The ones I know [well I mean that haven't become Berkelified yet anyway] are mostly Rubio people.
We Mormons like immigrants or immigrant backgrounds [what else did you expect from a church which sends most of it's young adults across the world?], we love the respectfully authoritative, educated sounding, and we love the calm and polite...and Rubio and Carson fill out some of these voids.
And the Utahn branch seem to have a special hate against the Clintons, even considering the anti-D bias.
But that hate for the Clintons has competition when stacked with Trump's bragging, anti-immigration, appeals to ignorance,...and yeah the many divorces and casinos certainly do not help.
I reckon the only thing keep Trump at even those numbers is the R. Switch that to a D or I...and even Hilldawg would be beating him.
huh
i never thought about this but mormon missionary tradition has got to play a role in driving the animosity against trump. it's hard to embrace "jingoism" or nativist rhetoric when you speak another language and have formed life-long connections with people from thailand or brazil or kenya.

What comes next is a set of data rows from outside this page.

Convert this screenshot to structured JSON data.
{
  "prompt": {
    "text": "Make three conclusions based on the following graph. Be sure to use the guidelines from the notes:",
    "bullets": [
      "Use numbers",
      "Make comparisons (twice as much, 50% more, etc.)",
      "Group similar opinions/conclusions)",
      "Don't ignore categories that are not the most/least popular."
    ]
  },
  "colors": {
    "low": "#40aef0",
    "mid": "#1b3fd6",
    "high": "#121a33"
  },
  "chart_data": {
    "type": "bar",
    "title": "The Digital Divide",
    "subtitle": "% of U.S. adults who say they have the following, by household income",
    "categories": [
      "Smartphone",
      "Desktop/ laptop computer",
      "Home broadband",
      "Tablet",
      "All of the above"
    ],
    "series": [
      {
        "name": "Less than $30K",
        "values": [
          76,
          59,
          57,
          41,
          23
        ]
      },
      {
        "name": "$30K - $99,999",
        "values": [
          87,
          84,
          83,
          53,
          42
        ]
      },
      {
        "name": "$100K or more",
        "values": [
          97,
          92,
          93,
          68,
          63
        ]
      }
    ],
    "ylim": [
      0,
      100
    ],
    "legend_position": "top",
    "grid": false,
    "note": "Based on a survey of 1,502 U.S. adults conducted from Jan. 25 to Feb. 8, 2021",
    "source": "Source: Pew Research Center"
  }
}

my other hot take is the more traditional the republican constituency, the less likely it is to back trump. mormon republicanism isn't about ideology so much as it's a default identification that comes with being born to "lds" parents. as a result, there are many mormon moderates who always vote straight-r or close to it. because trump is so offensive to these mormons, they have a higher propensity to vote for hillary, especially if it becomes a community-wide trend.
other communities where this is the case:
-cubans
-vietnamese
-the dakotas, maybe extending south to nebraska or kansas and eastern iowa.